第10話「婚姻調整の札――“代理窓口”が背負う重さ」
翌朝、窓口に届いた封書を開くと、整った字で命令が記されていた。
『親戚筋の娘との婚姻調整を急げ。候補は三名。いずれかを選び、夏までに結びつけること』
あまりに冷たい文面に、胸の奥がきゅっと縮む。昨日、婚姻調整の札を“半分に割る”と決めたばかりだというのに、家はそれをまるでなかったことのように押し付けてきた。
「婚姻……三人の候補……」
紙を見つめていると、レオンが短く言った。
「俺は結ばない」
その声は低いけれど、揺らぎがなかった。光が指輪をかすかに照らす。
食堂に人々を集め、私は札を掲げた。
「家は婚姻候補を三人挙げています。でも、ここで決めることではありません。窓口を通して返すのが唯一の方法です」
ハーゼが静かに前へ出る。「代理窓口の務め、改めてお引き受けします。調整の文式は私が整えましょう」
マルタが肩をすくめて笑った。「婚姻の話なんて、台所の煙みたいなもの。
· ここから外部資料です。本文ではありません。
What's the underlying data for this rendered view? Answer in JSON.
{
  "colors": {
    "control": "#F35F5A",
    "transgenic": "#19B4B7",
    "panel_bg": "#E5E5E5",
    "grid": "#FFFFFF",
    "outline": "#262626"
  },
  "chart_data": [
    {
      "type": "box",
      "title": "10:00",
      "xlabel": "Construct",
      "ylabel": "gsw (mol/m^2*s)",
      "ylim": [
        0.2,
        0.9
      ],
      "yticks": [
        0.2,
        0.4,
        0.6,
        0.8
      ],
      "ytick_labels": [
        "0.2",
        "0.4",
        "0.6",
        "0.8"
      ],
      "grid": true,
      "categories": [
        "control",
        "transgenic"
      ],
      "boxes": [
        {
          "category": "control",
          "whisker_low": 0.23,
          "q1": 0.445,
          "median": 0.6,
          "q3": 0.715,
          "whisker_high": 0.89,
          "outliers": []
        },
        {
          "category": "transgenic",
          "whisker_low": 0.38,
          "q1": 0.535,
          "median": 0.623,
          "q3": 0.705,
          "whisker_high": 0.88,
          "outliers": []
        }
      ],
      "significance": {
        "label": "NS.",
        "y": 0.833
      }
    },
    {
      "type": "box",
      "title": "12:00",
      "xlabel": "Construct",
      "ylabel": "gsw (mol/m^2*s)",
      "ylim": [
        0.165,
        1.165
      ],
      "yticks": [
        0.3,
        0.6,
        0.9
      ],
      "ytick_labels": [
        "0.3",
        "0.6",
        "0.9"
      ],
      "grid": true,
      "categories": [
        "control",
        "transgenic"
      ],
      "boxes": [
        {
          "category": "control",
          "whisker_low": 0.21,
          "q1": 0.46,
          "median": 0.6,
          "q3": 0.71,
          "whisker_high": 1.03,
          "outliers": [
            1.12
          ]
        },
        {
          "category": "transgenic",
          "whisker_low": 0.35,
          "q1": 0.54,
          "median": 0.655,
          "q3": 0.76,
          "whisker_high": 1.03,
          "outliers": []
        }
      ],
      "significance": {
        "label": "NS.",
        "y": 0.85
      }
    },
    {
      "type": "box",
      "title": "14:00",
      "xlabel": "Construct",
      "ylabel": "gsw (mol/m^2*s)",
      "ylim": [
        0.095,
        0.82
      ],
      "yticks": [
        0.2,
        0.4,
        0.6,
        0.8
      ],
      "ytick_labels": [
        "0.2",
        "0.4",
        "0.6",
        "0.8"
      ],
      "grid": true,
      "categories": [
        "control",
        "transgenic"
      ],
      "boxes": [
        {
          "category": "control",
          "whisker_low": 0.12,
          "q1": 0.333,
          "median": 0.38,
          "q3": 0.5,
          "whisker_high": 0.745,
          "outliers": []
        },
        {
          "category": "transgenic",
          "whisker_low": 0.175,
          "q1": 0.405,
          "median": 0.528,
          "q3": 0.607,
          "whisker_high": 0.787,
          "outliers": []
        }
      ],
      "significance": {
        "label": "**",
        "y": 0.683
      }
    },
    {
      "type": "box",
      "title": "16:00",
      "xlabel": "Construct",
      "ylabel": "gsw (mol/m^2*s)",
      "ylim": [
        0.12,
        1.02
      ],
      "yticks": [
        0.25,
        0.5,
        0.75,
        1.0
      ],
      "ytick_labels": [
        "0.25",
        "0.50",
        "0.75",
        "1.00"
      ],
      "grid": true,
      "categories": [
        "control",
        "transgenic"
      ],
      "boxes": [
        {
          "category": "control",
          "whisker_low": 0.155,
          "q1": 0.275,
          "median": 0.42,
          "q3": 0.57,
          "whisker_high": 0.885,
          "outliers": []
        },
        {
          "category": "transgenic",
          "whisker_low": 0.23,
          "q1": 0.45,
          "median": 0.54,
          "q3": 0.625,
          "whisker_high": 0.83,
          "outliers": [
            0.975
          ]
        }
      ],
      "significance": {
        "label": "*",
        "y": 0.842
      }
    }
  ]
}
外で風に散らせばいいわ」
サビーナも「洗い場でも婚姻の噂話は絶えません。でも、札で仕分けできるなら怖くない」と言う。
皆の言葉が心を支えてくれる。私は返書の大枠を読み上げた。
「候補者三名については、窓口を通じてのみ議する。砦から王都に出る者はいない。半分は窓口が持ち、半分は家に渡す――そう記します」
午後、執務机で返書を書き始める。インクの匂いが鼻を刺し、白い紙の前で指が震えた。未然形を避けようとすればするほど、未来の影が濃くなる。
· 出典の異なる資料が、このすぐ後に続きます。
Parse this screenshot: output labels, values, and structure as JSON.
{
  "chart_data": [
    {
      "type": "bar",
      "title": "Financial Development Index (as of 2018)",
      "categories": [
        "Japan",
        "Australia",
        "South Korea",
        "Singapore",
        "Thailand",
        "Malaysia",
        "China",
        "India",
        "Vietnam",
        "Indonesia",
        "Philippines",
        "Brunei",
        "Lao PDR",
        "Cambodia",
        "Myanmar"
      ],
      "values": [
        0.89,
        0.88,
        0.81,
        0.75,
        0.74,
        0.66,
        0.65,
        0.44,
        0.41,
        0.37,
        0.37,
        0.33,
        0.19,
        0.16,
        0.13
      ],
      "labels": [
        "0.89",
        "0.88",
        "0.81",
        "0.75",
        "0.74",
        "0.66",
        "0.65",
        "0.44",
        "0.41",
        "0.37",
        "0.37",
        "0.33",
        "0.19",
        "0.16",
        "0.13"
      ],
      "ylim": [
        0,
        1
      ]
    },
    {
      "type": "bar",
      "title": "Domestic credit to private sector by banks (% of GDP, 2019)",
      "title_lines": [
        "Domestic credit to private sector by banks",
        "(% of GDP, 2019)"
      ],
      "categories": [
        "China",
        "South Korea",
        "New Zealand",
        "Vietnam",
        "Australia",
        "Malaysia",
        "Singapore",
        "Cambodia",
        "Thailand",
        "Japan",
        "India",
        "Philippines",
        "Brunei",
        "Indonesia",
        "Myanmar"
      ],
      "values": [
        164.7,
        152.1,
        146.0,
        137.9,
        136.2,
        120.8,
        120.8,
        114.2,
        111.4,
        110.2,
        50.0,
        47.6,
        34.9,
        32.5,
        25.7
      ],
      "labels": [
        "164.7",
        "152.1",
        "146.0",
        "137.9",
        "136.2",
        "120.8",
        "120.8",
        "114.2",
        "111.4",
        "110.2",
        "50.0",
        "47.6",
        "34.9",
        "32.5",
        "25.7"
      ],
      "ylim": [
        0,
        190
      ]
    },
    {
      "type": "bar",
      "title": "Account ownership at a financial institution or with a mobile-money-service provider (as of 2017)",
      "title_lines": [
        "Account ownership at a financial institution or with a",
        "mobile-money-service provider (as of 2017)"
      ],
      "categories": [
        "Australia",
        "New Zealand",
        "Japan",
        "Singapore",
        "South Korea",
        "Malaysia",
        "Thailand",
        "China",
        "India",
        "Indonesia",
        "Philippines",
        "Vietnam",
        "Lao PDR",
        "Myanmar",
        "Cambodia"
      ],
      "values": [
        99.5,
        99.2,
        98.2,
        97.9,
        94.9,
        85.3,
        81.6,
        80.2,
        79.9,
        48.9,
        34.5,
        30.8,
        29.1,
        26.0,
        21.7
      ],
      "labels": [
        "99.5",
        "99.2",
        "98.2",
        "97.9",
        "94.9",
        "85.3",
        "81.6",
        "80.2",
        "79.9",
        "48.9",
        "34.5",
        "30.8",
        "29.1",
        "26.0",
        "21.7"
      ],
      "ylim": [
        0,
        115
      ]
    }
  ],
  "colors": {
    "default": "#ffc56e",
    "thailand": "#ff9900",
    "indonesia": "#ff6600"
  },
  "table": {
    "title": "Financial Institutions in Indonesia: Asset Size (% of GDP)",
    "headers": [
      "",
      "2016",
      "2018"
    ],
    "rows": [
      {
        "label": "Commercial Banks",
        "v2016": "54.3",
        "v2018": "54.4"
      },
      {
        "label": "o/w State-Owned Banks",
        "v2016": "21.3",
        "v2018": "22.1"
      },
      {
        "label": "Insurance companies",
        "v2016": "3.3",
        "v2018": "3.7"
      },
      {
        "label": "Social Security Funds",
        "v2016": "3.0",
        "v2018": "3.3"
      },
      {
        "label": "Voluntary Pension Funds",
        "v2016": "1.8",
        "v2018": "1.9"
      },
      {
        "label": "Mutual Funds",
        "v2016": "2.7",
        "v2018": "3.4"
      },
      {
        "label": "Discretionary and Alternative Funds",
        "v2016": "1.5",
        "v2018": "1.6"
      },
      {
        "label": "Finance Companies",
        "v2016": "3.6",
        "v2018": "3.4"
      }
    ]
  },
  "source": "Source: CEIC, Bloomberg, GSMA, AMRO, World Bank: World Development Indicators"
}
「私は今日、婚姻を結んでいません。私は今日、砦に暮らしています。候補の件は窓口で扱います」
現在形だけで文を繋いでいく。
レオンが隣に座り、低く言った。
「頼む。俺の弱さも添えてくれ」
私は余白に一行を書き足す。
彼は婚姻の札を壁に留めず、窓口へ落とすと決めた。壁を守るために。
その瞬間、光がふっと強くなった。
夕刻、家の使者が砦に現れた。鋭い目で紙を受け取り、口を結んだ。
「……婚姻を避けるなど、無謀だ」
「避けてはいません」私は返した。「今日の話を今日の場に落とす。それが調整です」
レオンが一歩前へ出る。
「俺は家のために生まれた。だが今はここで生きている。半分を窓口に渡す。それが今日の答えだ」
使者は短い沈黙ののち、文を抱えて去った。残された空気は重かったが、砦の壁は揺らがなかった。
夜の一時間。私は記録帳に今日の三行を記した。
〈婚姻候補三名の文、窓口に落とす〉
〈返書、現在形で作成〉
〈代理窓口、正式に稼働〉
「今日の好き」と私は書く。〈あなたが“俺は結ばない”と短く言ったこと〉
「今日の好き」とレオンは返す。〈君が札を窓口に落とし、壁を守ったこと〉
二つの光が重なり、部屋の隅に淡い灯が生まれる。
寝台に戻る前、記録帳の余白に一行を添えた。
〈恋は、壁を守るために札を落とすこと〉
離縁まで、二十三日。婚姻の札は重い。だが窓口に落とせば、持てる。今日の半分を、確かに。